IPART determines the rate peg by measuring changes in the Local Government Cost Index (LGCI) that includes changes in the average costs faced by councils, and consideration of a factor to reflect improvements in productivity.

"The Local Government Cost Index increased by 1.47% in the year to September 2016," Dr Boxall said.

"Since the rate peg applies to general income in total, and not to individual rate assessments, it is up to each council to determine whether to apply the allowed increase in full and the impact on individual rate assessments.

"Similarly, if councils want to increase their revenue by more than the rate peg they will need to consult with their communities before applying to IPART for a special variation."

Councils wishing to apply for a special rate variation should aim to notify IPART by 9 December 2016.

A fact sheet on the rate peg is available on IPART’s website:

Media contact: Julie Sheather 02 9290 8403 or 0409 514 643

IPART is required to set the rate peg each year under delegation from the NSW Minister for Local Government.

Local Government rate peg 2017-18– fast facts

 Councils wanting to increase their revenue by more than the rate peg need to apply for a special variation.
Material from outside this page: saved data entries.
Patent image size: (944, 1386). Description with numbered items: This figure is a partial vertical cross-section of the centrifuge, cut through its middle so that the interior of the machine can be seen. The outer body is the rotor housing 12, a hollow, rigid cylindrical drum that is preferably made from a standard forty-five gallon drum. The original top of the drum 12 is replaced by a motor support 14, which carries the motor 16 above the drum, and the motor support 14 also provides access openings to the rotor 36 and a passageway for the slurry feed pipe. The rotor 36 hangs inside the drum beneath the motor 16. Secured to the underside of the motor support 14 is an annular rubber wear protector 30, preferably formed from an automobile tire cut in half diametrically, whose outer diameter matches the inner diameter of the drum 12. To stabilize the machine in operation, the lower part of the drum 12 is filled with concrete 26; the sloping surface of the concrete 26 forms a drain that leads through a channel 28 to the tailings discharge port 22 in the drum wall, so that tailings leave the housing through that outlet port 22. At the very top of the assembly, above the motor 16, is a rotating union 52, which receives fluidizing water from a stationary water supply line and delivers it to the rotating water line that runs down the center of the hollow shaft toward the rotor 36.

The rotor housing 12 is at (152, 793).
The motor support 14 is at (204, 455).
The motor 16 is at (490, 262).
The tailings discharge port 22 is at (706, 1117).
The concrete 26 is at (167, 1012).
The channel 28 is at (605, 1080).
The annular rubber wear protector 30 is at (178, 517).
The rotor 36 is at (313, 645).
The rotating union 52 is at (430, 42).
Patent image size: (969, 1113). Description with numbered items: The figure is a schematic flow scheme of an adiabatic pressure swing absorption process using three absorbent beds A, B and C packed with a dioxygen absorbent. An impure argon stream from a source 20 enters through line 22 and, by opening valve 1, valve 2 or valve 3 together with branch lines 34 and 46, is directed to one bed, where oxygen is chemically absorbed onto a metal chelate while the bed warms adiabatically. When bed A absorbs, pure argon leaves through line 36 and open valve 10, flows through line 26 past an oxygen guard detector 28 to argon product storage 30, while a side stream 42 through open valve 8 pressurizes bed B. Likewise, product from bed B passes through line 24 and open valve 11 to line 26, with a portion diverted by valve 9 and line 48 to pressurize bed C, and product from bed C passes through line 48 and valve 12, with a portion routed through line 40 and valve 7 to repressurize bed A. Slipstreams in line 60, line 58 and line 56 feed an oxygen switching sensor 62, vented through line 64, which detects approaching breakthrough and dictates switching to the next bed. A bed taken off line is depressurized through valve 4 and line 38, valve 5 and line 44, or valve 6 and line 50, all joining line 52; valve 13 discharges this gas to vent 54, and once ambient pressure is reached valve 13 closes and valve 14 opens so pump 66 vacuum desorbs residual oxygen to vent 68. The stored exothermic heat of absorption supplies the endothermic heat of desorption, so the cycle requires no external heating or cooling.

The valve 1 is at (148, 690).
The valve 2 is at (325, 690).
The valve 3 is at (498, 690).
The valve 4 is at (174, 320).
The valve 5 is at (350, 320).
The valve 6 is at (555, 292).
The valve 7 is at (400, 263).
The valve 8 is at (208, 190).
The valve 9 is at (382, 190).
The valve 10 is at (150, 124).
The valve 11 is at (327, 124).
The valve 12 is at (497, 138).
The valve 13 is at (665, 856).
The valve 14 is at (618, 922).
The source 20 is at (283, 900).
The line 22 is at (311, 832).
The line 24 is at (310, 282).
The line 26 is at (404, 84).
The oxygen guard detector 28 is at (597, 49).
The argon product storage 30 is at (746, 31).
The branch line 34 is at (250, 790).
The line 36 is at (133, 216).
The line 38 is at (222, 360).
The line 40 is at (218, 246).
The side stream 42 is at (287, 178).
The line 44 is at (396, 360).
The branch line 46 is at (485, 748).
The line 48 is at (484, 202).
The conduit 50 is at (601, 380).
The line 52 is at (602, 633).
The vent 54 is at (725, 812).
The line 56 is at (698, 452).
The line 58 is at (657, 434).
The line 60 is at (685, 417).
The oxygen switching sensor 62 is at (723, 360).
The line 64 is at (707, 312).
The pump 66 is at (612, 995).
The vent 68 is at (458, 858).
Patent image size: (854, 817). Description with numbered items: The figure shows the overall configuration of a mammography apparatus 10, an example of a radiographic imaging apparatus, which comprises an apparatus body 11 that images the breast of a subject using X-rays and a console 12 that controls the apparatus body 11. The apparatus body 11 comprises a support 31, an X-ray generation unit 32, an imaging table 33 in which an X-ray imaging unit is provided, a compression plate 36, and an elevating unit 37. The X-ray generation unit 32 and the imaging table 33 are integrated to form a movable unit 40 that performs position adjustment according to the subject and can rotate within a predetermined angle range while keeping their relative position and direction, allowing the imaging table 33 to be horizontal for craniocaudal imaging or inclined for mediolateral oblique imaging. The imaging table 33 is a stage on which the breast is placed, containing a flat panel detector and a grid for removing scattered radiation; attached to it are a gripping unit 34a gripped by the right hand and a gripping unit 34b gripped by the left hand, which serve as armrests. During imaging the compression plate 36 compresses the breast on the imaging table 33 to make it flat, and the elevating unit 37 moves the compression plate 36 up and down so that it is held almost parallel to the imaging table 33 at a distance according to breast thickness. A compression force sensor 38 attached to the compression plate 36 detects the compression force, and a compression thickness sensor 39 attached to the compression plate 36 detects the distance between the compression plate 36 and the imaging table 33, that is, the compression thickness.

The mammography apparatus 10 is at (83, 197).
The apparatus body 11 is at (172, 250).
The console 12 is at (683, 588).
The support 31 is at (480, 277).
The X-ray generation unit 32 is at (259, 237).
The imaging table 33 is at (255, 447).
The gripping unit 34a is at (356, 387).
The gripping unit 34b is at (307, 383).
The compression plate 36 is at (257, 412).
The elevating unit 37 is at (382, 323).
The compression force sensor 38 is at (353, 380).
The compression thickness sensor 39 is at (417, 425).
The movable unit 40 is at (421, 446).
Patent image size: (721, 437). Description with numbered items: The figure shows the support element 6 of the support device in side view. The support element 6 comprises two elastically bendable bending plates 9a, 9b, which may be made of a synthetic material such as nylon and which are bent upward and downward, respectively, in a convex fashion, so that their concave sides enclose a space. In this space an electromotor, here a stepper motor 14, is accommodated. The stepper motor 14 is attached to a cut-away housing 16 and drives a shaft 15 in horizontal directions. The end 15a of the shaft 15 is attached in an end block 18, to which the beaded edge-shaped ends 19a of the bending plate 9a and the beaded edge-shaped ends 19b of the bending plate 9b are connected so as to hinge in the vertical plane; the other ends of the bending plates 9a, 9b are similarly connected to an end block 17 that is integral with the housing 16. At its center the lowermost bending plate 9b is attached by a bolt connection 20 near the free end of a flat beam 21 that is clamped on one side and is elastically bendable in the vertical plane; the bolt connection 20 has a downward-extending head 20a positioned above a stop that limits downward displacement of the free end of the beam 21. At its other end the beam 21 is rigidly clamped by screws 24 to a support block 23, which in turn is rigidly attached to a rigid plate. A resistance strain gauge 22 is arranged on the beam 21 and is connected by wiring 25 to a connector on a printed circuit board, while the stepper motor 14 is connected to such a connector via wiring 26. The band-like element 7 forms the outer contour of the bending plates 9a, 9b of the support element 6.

Councils wishing to apply for special variations should aim to notify IPART by 9 December 2016.

 The IPART rate peg is a maximum allowable increase to council general income. Individual councils determine how that maximum increase is applied. For example, some rates might increase by more than 1.5% and others may increase by less as long as the total increase in general income does not exceed 1.5%.

 The 2017-18 rate peg of 1.5% consists of two underlying components: (1) the increase in the Local Government Cost Index (LGCI) in the year to September 2016 of 1.47%; (2) a deduction of 0.001%, to reflect the change in productivity.

 The rate peg includes a productivity factor to allow ratepayers to share in council productivity gains. We will continue to consider a productivity factor in determining future rate peg increases.

 The LGCI measures price movements of a representative ‘basket’ of inputs that are used to deliver local council services, in a similar way the Australian Bureau of Statistics (ABS) measures the Consumer Price Index (CPI). The main components of the index and their percentage share of the overall index are:

– Employee benefits and on-costs (41.3%)

– Construction works – roads, drains, footpaths, kerbing, bridges (19.5%)

– Other expenses (8.9%)

– Other business services – including items such as contractor and consultancy costs (5.9%)

– Buildings – non-dwelling (3.9%)

– Plant and equipment – machinery (3.5%)

– Electricity (2.7%)

– Road, footpath, kerbing, bridge and drain building materials (2.5%).